Namchö Mingyur Dorje (1645–1667) was a Tibetan tertön or "treasure revealer" in Tibetan Buddhism. His extraordinary "pure vision" revelations, which mostly occurred around the age of 16, are known as the Namchö ( "Sky Dharma" terma. He first transmitted these to his teacher Karma Chagmé (1613-1678), the illustrious Buddhist scholar of the Kagyu school, who wrote them down.

He showed signs of illness at age 23, which progressed to his mind stream dissolving in to the great sphere of empty truth with full eight Heruka vision and mandalas.

He was also known as Drakpo Nuden Tsel, Mingyur Dorje, Terton Mingyur Dorje, and Terton Sherab Mebar.

==Works==
The collection of his revelations fill thirteen Tibetan volumes and are the basis of one of the main practice traditions of the Palyul lineage, a major branch of the Nyingma school of Tibetan Buddhism. He was considered to be a reincarnation of Palgyi Senge of Shubu, one of the ministers the 8th-century Tibetan King Trisong Detsen sent to invite Padmasambhava to Tibet. He recognized Kunzang Sherab as the Lineage Holder of the Namchö terma.
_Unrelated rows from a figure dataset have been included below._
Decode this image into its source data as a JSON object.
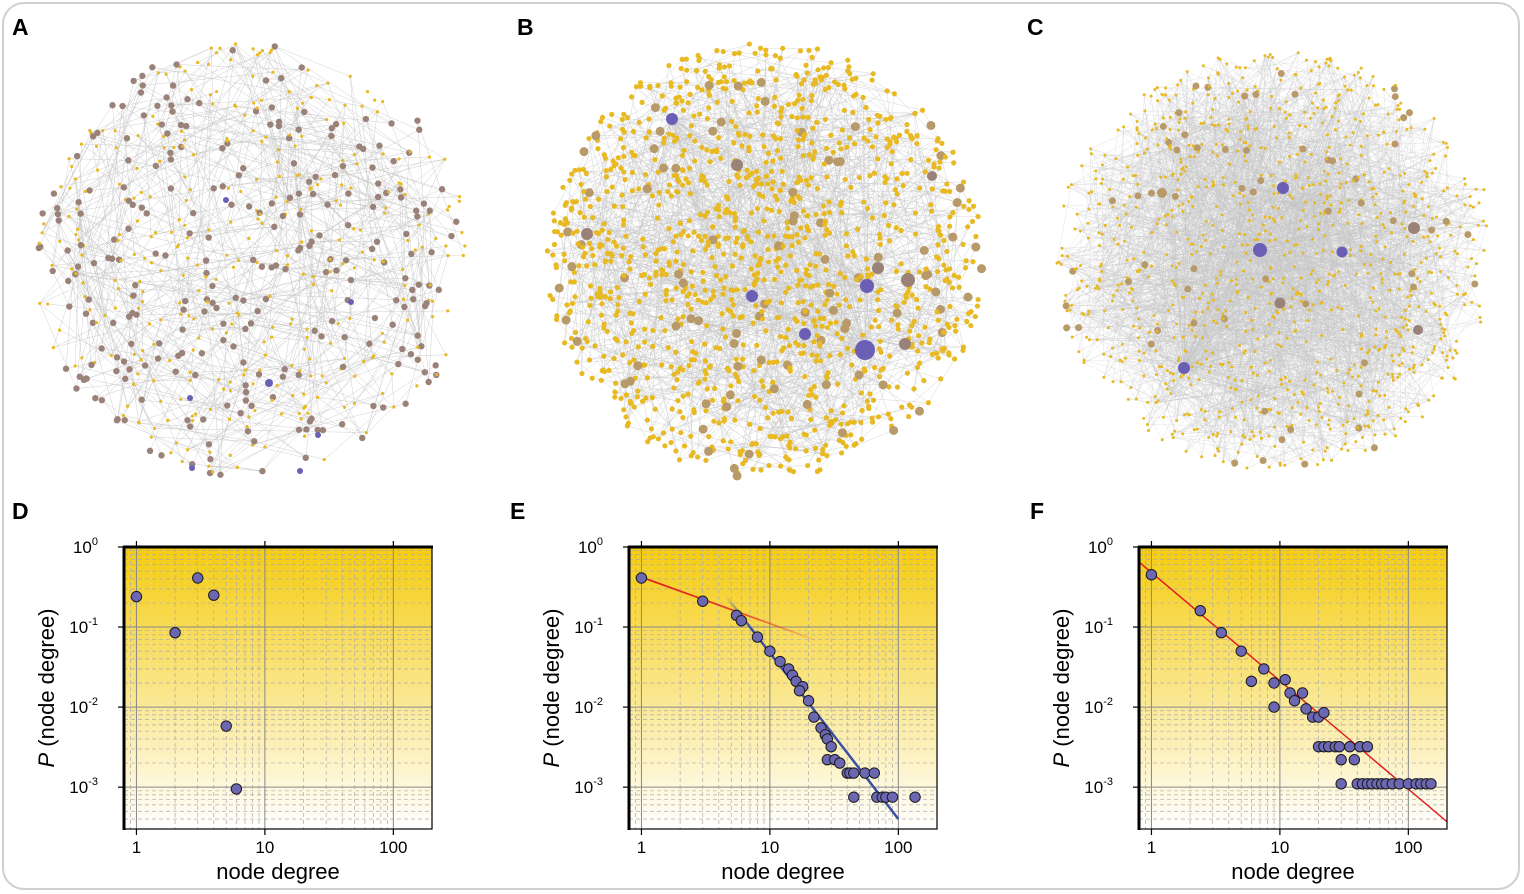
{
  "figure": {
    "panels": [
      {
        "letter": "A",
        "kind": "network"
      },
      {
        "letter": "B",
        "kind": "network"
      },
      {
        "letter": "C",
        "kind": "network"
      },
      {
        "letter": "D",
        "kind": "plot"
      },
      {
        "letter": "E",
        "kind": "plot"
      },
      {
        "letter": "F",
        "kind": "plot"
      }
    ]
  },
  "colors": {
    "node_small": "#e8b920",
    "node_medium": "#b89a6a",
    "node_brown": "#9a8279",
    "node_hub": "#6a5fb5",
    "edge": "#c4c4c4",
    "point_fill": "#6c67b2",
    "fit_red": "#e02020",
    "fit_blue": "#3a4fa2",
    "gradient_top": "#f5cc10",
    "gradient_bottom": "#ffffff"
  },
  "chart_data": [
    {
      "panel": "D",
      "type": "scatter",
      "xscale": "log",
      "yscale": "log",
      "xlim": [
        0.8,
        200
      ],
      "ylim": [
        0.0003,
        1
      ],
      "xlabel": "node degree",
      "ylabel_italic": "P",
      "ylabel_rest": " (node degree)",
      "x_ticks": [
        "1",
        "10",
        "100"
      ],
      "y_ticks": [
        {
          "base": "10",
          "exp": "0"
        },
        {
          "base": "10",
          "exp": "-1"
        },
        {
          "base": "10",
          "exp": "-2"
        },
        {
          "base": "10",
          "exp": "-3"
        }
      ],
      "points": [
        [
          1,
          0.24
        ],
        [
          2,
          0.085
        ],
        [
          3,
          0.41
        ],
        [
          4,
          0.25
        ],
        [
          5,
          0.0058
        ],
        [
          6,
          0.00095
        ]
      ],
      "fits": []
    },
    {
      "panel": "E",
      "type": "scatter",
      "xscale": "log",
      "yscale": "log",
      "xlim": [
        0.8,
        200
      ],
      "ylim": [
        0.0003,
        1
      ],
      "xlabel": "node degree",
      "ylabel_italic": "P",
      "ylabel_rest": " (node degree)",
      "x_ticks": [
        "1",
        "10",
        "100"
      ],
      "y_ticks": [
        {
          "base": "10",
          "exp": "0"
        },
        {
          "base": "10",
          "exp": "-1"
        },
        {
          "base": "10",
          "exp": "-2"
        },
        {
          "base": "10",
          "exp": "-3"
        }
      ],
      "points": [
        [
          1,
          0.41
        ],
        [
          3,
          0.21
        ],
        [
          5.5,
          0.14
        ],
        [
          6,
          0.12
        ],
        [
          8,
          0.075
        ],
        [
          10,
          0.05
        ],
        [
          12,
          0.037
        ],
        [
          14,
          0.03
        ],
        [
          15,
          0.025
        ],
        [
          16,
          0.021
        ],
        [
          18,
          0.018
        ],
        [
          17,
          0.016
        ],
        [
          20,
          0.012
        ],
        [
          22,
          0.0075
        ],
        [
          25,
          0.0055
        ],
        [
          27,
          0.0045
        ],
        [
          28,
          0.004
        ],
        [
          30,
          0.0032
        ],
        [
          28,
          0.0022
        ],
        [
          32,
          0.0022
        ],
        [
          35,
          0.002
        ],
        [
          40,
          0.0015
        ],
        [
          42,
          0.0015
        ],
        [
          45,
          0.0015
        ],
        [
          55,
          0.0015
        ],
        [
          65,
          0.0015
        ],
        [
          45,
          0.00075
        ],
        [
          68,
          0.00075
        ],
        [
          75,
          0.00075
        ],
        [
          80,
          0.00075
        ],
        [
          90,
          0.00075
        ],
        [
          135,
          0.00075
        ]
      ],
      "fits": [
        {
          "name": "fit-red",
          "color": "red",
          "x0": 1,
          "y0": 0.42,
          "x1": 25,
          "y1": 0.065
        },
        {
          "name": "fit-blue",
          "color": "blue",
          "x0": 4.5,
          "y0": 0.25,
          "x1": 100,
          "y1": 0.0004
        }
      ]
    },
    {
      "panel": "F",
      "type": "scatter",
      "xscale": "log",
      "yscale": "log",
      "xlim": [
        0.8,
        200
      ],
      "ylim": [
        0.0003,
        1
      ],
      "xlabel": "node degree",
      "ylabel_italic": "P",
      "ylabel_rest": " (node degree)",
      "x_ticks": [
        "1",
        "10",
        "100"
      ],
      "y_ticks": [
        {
          "base": "10",
          "exp": "0"
        },
        {
          "base": "10",
          "exp": "-1"
        },
        {
          "base": "10",
          "exp": "-2"
        },
        {
          "base": "10",
          "exp": "-3"
        }
      ],
      "points": [
        [
          1,
          0.45
        ],
        [
          2.4,
          0.16
        ],
        [
          3.5,
          0.085
        ],
        [
          5,
          0.05
        ],
        [
          6,
          0.021
        ],
        [
          7.5,
          0.03
        ],
        [
          9,
          0.01
        ],
        [
          9,
          0.02
        ],
        [
          11,
          0.022
        ],
        [
          12,
          0.015
        ],
        [
          13,
          0.012
        ],
        [
          15,
          0.015
        ],
        [
          16,
          0.0095
        ],
        [
          18,
          0.0075
        ],
        [
          20,
          0.0075
        ],
        [
          22,
          0.0085
        ],
        [
          20,
          0.0032
        ],
        [
          22,
          0.0032
        ],
        [
          24,
          0.0032
        ],
        [
          27,
          0.0032
        ],
        [
          29,
          0.0032
        ],
        [
          35,
          0.0032
        ],
        [
          42,
          0.0032
        ],
        [
          48,
          0.0032
        ],
        [
          30,
          0.0022
        ],
        [
          38,
          0.0022
        ],
        [
          30,
          0.0011
        ],
        [
          40,
          0.0011
        ],
        [
          44,
          0.0011
        ],
        [
          48,
          0.0011
        ],
        [
          52,
          0.0011
        ],
        [
          57,
          0.0011
        ],
        [
          62,
          0.0011
        ],
        [
          67,
          0.0011
        ],
        [
          75,
          0.0011
        ],
        [
          85,
          0.0011
        ],
        [
          100,
          0.0011
        ],
        [
          115,
          0.0011
        ],
        [
          125,
          0.0011
        ],
        [
          138,
          0.0011
        ],
        [
          150,
          0.0011
        ]
      ],
      "fits": [
        {
          "name": "fit-red",
          "color": "red",
          "x0": 0.8,
          "y0": 0.65,
          "x1": 200,
          "y1": 0.00037
        }
      ]
    }
  ]
}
Loden Chegse, one of Padmasambhava's eight emanations, had a vision which helped him learn to read and write. At age 7, his Dakini visions helped focus on reliance upon the lama. At age 10, after a vision and with a Dharma Protector's help, he met his root lama Karma Chagme. Karma Chakmé recognized him as manifestation of Padmasambhava, Senge Dradok. Mingyur Dorje revealed the Namchö treasures at age thirteen, which were written down with Karma Chakmé's help while they stayed in retreat together for three years.